Laurent Gbagbo, endormi
VICE : Salut Matt. Parlez-moi de ces arrestations des partisans de Gbagbo par l’armée de Ouattara.
Matt Wells : Quelques temps avant les élections de 2010, de nombreux quartiers étaient peuplés de partisans de chaque camp. Cette violence est essentiellement due à des raisons ethniques, puisqu’en Côte d’Ivoire il existe certains groupes résidant dans certaines zones du pays qui ont tendance à soutenir un parti politique et un dirigeant spécifique.
Donc en gros, ils essaient juste de faire taire tout le monde, tous camps confondus ?
Exactement. Après les attaques contre l’armée d’août 2011, on a pu constater que les forces militaires répondaient le plus souvent en rassemblant des jeunes de ces groupes ethniques les uns contre les autres. Suite aux élections, les quartiers qui étaient devenus le théâtre de la guerre contre les partisans de Ouattara ont été ciblés. Depuis longtemps, des lieux comme Yopougon font office de bastion pour les partisans de Gbagbo et accueillent les milices que l’armée essaie de faire taire.
Et qu’en est-il des centres de détention où ils se font enfermer ?
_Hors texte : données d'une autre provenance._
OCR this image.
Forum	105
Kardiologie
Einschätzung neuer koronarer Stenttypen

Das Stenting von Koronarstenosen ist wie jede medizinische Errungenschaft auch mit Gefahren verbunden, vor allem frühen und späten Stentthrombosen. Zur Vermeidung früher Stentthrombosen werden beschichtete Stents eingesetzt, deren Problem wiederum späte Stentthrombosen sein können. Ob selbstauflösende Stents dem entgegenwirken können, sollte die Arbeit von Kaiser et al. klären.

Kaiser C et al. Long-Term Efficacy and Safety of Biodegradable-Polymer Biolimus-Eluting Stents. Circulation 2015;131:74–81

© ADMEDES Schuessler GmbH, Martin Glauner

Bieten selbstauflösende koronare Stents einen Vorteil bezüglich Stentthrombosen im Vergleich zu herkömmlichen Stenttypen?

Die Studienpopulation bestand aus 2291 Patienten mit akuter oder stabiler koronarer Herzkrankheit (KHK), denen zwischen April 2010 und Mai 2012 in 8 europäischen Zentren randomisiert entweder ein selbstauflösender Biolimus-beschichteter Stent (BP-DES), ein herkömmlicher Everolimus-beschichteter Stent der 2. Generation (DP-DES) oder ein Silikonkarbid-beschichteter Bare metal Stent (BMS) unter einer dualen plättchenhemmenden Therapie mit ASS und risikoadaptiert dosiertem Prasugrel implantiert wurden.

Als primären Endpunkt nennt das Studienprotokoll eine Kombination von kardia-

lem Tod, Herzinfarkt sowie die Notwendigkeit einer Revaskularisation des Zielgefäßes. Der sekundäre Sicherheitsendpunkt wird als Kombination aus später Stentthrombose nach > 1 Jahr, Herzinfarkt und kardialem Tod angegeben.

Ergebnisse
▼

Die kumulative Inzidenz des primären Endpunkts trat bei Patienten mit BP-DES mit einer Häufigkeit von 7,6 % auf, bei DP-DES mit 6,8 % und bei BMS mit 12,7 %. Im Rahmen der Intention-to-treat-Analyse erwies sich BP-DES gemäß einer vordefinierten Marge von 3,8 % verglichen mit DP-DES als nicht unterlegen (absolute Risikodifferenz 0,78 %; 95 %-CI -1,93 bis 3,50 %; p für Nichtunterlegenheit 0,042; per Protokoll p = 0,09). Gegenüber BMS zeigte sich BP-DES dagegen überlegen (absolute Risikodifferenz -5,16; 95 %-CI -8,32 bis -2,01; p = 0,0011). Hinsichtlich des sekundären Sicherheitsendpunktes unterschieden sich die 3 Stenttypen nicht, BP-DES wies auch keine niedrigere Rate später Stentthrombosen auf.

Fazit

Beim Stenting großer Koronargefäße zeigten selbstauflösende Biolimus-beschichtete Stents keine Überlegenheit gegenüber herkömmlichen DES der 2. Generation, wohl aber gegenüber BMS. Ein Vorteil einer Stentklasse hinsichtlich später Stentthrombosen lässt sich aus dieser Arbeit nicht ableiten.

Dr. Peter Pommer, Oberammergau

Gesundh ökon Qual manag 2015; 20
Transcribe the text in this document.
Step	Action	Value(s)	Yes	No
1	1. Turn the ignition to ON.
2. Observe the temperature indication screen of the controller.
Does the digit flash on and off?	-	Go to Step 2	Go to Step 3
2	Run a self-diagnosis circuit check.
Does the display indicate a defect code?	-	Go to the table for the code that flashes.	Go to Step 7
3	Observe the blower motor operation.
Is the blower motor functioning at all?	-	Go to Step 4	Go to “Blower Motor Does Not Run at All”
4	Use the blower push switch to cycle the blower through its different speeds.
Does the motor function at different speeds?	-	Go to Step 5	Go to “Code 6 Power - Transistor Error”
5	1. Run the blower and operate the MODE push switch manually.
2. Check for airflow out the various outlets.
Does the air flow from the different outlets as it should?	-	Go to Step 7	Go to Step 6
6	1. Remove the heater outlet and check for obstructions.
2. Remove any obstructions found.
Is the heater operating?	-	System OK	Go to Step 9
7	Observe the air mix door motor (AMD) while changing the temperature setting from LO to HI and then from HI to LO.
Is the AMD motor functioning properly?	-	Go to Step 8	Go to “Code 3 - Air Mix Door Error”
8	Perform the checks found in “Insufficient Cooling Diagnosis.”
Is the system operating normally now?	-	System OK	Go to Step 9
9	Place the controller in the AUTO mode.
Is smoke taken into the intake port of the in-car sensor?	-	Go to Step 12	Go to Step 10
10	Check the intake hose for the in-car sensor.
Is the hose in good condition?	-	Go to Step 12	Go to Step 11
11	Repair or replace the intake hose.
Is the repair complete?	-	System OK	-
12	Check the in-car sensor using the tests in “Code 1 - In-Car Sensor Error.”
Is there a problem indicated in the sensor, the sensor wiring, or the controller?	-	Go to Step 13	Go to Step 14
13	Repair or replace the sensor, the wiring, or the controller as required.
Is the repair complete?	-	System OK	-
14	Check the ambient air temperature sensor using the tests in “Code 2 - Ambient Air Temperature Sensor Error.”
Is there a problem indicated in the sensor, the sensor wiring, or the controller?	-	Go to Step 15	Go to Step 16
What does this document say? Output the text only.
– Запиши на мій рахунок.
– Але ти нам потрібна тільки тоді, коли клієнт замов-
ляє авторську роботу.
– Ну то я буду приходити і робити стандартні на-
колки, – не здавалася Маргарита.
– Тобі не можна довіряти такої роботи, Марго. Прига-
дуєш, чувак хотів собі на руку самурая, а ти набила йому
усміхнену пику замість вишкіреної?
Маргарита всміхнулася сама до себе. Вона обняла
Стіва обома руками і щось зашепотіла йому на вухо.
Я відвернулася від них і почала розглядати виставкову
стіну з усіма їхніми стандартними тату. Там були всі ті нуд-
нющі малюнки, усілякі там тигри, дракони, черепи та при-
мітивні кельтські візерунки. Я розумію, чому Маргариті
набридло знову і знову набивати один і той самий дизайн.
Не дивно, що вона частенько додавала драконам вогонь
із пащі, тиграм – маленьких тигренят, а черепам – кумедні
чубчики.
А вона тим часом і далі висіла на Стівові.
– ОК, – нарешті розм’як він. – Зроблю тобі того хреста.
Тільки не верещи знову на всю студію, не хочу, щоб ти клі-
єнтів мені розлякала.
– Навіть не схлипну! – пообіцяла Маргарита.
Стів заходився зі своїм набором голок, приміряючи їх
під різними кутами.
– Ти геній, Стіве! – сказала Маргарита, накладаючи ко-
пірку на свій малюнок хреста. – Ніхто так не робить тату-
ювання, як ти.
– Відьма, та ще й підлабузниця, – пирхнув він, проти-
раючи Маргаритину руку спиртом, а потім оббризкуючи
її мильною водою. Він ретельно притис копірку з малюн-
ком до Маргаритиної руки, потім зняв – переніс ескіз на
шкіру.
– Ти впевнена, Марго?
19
Ce ne sont pas des prisons officielles, ce qui signifie que les conditions de vie y sont particulièrement médiocres. La plupart du temps, il s’agit d’anciennes casernes de police et de camps militaires improvisés. Ces endroits ne comportent pas les équipements nécessaires pour détenir des prisonniers. On a posé quelques questions à des détenus qui étaient tellement serrés les uns contre les autres que certains étaient contraints de dormir à la belle étoile. Ils se font surveiller par des soldats qui font des rondes nocturnes, frappent les gens à loisir ou leur donnent des coups de crosse avec leur Kalashnikov pour les empêcher de s’endormir.
Et en ce qui concerne l’eau et la nourriture ?
On ne leur donne rien du tout. Parfois, des familles font passer des petites quantités de nourriture aux gardes pour qu’ils les donnent aux prisonniers. Mais le plus souvent, les personnes enfermées meurent de faim. Elles se font régulièrement malmener avec toutes les armes possibles et imaginables – que ce soit des poings, des armes ou des ceintures.
Les forces de Ouattara
Et dans le pire des cas, qu’est-ce qu’il se passe ?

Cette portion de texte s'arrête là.